Dr. Swaroop was honored to be one of two inaugural fellows of the Northwestern University, Feinberg School of Medicine Surgical Critical Care Fellowship. The supportive environment created by Dr. Michael Shapiro allowed her to create a rotation at the All India Institute of Medical Sciences JPN Apex Trauma Center, where she experienced trauma volumes not imaginable in the US. Upon completion of the critical care fellowship, she joined the Feinberg School of Medicine at Northwestern University as an Assistant Professor in July of 2010.
She is now an Associate Professor of Surgery in the Division of Trauma and Critical Care Surgery and is on the faculty of the Center for Global Health in the Institute for Public Health and Medicine at Northwestern University’s Feinberg School of Medicine. In 2011, she was asked to serve as the project adviser for the Northwestern University chapter of Project RISHI. Also in 2011, she and medical student Selma Siddiqui secured funding from the Center for Global Health at Northwestern University through the Global Health Initiative (GHI) for an injury prevention project in India and the first surgery-based project funded by the GHI. In 2012, Dr.
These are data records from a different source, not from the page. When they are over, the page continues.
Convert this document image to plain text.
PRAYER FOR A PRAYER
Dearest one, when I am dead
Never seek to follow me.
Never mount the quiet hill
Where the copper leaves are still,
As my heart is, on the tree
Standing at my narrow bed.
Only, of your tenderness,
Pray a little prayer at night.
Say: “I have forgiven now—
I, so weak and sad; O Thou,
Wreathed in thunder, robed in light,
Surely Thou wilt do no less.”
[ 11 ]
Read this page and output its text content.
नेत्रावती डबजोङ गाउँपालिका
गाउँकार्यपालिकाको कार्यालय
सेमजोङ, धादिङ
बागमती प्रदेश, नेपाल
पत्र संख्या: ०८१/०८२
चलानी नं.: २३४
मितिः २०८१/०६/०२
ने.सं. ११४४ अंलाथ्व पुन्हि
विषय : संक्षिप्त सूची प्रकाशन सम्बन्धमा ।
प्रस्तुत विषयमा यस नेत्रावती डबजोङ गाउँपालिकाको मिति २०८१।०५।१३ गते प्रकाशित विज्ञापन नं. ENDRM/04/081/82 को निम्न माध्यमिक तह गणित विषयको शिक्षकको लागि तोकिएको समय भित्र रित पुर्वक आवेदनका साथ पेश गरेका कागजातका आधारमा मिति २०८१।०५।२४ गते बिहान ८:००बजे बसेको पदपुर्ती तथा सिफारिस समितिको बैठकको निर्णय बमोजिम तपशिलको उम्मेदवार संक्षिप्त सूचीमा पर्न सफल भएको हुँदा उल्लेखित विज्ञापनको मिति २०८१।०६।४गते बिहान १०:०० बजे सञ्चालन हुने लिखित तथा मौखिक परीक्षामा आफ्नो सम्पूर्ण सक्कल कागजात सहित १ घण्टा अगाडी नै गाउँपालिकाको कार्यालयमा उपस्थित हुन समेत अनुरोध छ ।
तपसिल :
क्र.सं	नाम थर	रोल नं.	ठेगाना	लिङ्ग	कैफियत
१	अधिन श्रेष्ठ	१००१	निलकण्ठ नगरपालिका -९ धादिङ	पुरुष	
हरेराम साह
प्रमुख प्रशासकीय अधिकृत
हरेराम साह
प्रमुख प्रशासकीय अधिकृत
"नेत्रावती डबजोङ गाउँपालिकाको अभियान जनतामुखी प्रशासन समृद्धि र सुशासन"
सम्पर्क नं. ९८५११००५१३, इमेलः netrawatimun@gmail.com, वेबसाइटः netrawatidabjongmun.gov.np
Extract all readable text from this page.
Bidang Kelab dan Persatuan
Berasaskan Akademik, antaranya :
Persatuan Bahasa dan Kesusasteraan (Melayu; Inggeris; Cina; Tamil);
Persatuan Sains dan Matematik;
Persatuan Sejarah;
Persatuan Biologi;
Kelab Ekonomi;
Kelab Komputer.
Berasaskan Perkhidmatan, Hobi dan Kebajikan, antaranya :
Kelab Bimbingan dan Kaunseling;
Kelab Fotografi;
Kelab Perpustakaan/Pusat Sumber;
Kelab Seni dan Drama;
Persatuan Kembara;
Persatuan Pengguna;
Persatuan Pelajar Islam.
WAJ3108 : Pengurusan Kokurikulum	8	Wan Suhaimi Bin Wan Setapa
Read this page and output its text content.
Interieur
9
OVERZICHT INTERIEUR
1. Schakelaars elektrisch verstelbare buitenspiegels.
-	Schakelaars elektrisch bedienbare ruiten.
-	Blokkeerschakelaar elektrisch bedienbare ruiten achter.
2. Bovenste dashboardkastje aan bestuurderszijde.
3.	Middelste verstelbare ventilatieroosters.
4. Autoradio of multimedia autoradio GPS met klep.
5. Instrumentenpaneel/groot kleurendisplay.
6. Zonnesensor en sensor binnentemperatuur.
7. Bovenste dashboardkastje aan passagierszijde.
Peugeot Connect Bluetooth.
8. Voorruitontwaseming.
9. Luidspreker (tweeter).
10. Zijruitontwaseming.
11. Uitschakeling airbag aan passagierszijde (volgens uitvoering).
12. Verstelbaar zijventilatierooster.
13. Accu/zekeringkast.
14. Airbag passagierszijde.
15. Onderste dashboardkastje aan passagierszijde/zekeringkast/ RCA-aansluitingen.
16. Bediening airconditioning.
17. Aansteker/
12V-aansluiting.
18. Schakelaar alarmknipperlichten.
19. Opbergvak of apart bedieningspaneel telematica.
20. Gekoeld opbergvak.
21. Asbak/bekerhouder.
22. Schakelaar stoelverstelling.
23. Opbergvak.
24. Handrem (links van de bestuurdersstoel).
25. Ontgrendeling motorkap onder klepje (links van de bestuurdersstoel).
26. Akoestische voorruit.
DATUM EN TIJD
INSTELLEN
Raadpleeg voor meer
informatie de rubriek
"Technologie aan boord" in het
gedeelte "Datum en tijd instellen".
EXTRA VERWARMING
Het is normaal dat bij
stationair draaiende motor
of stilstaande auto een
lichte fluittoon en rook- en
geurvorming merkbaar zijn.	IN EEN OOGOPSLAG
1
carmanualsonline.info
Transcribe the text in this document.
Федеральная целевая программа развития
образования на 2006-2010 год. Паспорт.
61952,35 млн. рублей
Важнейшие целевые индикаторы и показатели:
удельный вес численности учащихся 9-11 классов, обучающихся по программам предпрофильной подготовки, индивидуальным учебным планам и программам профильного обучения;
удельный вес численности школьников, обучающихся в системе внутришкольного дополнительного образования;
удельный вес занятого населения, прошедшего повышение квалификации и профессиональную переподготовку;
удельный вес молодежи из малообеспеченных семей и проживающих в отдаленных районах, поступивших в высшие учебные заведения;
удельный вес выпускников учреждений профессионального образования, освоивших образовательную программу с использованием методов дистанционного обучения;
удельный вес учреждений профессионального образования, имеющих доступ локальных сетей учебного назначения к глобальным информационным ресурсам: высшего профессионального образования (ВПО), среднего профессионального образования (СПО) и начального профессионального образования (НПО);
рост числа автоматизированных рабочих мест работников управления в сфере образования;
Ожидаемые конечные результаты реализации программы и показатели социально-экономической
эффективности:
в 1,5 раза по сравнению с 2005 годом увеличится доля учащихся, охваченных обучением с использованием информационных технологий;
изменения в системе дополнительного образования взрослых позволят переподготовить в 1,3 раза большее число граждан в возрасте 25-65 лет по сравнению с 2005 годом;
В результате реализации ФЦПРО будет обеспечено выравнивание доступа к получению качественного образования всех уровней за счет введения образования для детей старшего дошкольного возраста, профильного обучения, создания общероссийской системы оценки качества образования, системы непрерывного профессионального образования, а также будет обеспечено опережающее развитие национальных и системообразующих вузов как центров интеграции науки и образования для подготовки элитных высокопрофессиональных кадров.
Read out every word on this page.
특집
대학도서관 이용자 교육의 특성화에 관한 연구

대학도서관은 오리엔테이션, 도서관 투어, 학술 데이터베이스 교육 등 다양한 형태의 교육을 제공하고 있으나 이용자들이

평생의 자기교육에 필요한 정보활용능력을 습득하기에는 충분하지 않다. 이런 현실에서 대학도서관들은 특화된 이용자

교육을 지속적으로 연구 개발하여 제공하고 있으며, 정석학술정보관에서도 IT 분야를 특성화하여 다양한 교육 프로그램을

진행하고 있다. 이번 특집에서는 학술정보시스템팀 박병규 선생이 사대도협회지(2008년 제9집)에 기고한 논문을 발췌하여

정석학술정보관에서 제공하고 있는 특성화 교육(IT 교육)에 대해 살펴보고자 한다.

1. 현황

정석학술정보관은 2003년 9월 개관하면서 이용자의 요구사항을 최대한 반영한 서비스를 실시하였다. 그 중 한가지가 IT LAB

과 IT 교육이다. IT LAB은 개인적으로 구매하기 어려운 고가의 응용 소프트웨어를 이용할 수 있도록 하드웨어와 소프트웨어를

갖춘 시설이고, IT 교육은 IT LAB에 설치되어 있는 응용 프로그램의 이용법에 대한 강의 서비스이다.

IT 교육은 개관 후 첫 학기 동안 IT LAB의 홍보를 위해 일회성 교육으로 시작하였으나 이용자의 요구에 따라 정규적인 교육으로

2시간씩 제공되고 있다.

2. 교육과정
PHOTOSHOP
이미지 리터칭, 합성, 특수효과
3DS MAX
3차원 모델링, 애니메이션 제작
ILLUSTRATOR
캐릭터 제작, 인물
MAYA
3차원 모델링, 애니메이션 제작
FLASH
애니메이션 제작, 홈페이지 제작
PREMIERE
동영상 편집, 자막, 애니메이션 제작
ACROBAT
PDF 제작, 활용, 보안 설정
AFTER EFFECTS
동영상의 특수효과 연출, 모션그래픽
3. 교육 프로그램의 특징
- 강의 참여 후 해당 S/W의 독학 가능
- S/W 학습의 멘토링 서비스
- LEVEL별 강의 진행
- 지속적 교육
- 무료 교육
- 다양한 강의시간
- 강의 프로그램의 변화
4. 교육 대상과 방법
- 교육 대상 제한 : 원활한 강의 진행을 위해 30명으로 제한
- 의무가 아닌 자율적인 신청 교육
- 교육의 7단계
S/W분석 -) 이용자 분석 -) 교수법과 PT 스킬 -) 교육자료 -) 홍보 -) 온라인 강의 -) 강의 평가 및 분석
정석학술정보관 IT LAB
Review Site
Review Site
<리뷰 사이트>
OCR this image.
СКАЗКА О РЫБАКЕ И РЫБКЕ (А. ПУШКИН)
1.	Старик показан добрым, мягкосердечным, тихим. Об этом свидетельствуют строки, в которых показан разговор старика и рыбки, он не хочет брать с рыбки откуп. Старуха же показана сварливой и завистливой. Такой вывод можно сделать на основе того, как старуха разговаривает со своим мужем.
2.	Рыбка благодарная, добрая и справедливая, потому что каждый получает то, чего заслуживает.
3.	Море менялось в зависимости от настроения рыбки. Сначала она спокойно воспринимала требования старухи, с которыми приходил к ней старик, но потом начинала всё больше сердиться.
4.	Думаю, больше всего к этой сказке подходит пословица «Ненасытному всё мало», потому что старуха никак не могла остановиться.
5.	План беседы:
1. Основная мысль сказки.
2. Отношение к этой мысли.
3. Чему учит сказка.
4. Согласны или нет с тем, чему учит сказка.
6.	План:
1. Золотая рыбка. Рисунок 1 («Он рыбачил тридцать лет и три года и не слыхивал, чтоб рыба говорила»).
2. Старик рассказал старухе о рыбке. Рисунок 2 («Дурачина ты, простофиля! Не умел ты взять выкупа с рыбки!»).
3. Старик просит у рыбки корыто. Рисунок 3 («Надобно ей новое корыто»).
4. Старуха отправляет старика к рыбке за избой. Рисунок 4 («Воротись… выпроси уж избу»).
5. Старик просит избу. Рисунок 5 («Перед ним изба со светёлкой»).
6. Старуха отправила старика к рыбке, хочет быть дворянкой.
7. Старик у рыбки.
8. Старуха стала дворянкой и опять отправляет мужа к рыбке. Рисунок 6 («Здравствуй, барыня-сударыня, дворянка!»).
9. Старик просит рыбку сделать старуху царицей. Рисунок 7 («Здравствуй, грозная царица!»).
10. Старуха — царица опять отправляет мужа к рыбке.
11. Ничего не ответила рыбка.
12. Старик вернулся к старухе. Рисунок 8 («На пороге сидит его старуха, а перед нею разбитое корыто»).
Swaroop and another medical student taught a pilot course for trauma first responders in Bolivia—these three projects eventually grew into the Northwestern Trauma & Surgical Initiative, her global surgery lab.
Dr. Swaroop’s research focus is academic global surgery, including trauma education and prevention. She has served and serves on multiple national and international leadership boards, including the Association for Academic Surgery (AAS); the Indo-US Academic Council for Emergency and Trauma (ACET); the Global Alliance for Surgical, Obstetric, Trauma and Anaesthesia Care (G4 Alliance); the American Association for the Surgery of Trauma (AAST); and the WHO Global Initiative for Emergency and Essential Surgery (GIEESC). She has coedited a book on academic global surgery.